Justiça

Nota

Entidades de procuradores e juízes manifestam-se contra texto da reforma da Previdência

Projeto pode transformar área em produto de mercado, isentando o Estado de preservar a dignidade de aposentadorias

Crédito: pexels

A divulgação de um texto preliminar da reforma da Previdência provocou a reação de juízes e procuradores. Em nota conjunta, o Fórum Nacional Permanente de Carreiras Típicas de Estado (Fonacate), as associações de juízes federais e trabalhistas (Ajufe e Anamatra) e as entidades representativas do Ministério Público afirmam que o projeto que teve publicidade nos meios de comunicação “tende a transformar a Previdência Social em produto de mercado, isentando o Estado do dever de preservar a dignidade de aposentadorias e pensões”.

No documento, a Fonacate e as associações de classe de juízes promotores e procuradores mostram preocupação pelo fato de que “possa haver, uma vez mais, proposta concebida unilateralmente, sem ouvir a sociedade civil organizada, a trazer sensíveis prejuízos no âmbito do serviço público e da iniciativa privada”.

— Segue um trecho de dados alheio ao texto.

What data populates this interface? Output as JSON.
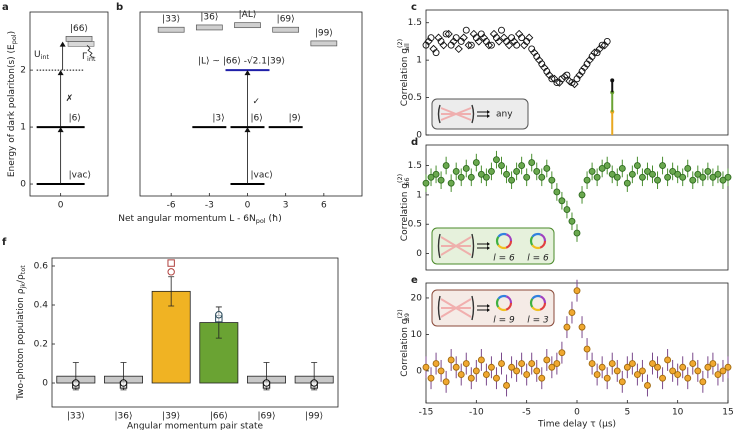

A nota pública dá ênfase ainda às seguintes críticas ao que chama de texto preliminar da reforma da Previdência defendida pelo Governo Jair Bolsonaro:

  1. “Na esteira do que fazia a PEC nº 287/2016, elimina o caráter público das fundações de previdência complementar dos servidores públicos e faculta que os respectivos fundos sejam integralmente geridos por entidades abertas, mediante simples licitação, o que significa privatizar fundos, gestão e meios, sem garantias para o servidor (inclusive para aqueles que, tendo ingressado no serviço público antes de 2004, optaram por migrar para o regime de previdência pública complementar, confiando nas balizas predispostas pela EC 41/2003).
  2. Ainda para os servidores públicos, a minuta não prevê regras de transição aos que ingressaram antes de 2004, exigindo 65 anos de idade para acesso ao benefício integral para homens e mulheres. Impõe, ademais, perda de até 50% no valor da aposentadoria dos que ingressaram entre 2003 e 2013, assim como passa a exigir 40 anos de contribuição daqueles que aderiram à previdência complementar, caso queiram se aposentar com o benefício integral do RGPS.
  3.  Além disso – e não menos relevante –, depreende-se que será completamente extinto, para o futuro, o sistema de repartição, suprimindo-se contribuições de governos e empresas para a constituição dos fundos de aposentadorias, em eventual regime de capitalização. A despeito dos riscos e das mazelas próprias do regime de capitalização, a inexistência de financiamento patronal é a senha para aposentadorias e pensões ruinosas a médio e longo prazos, como também o seria a desvinculação do Benefício de Prestação Continuada – BPC do salário mínimo”.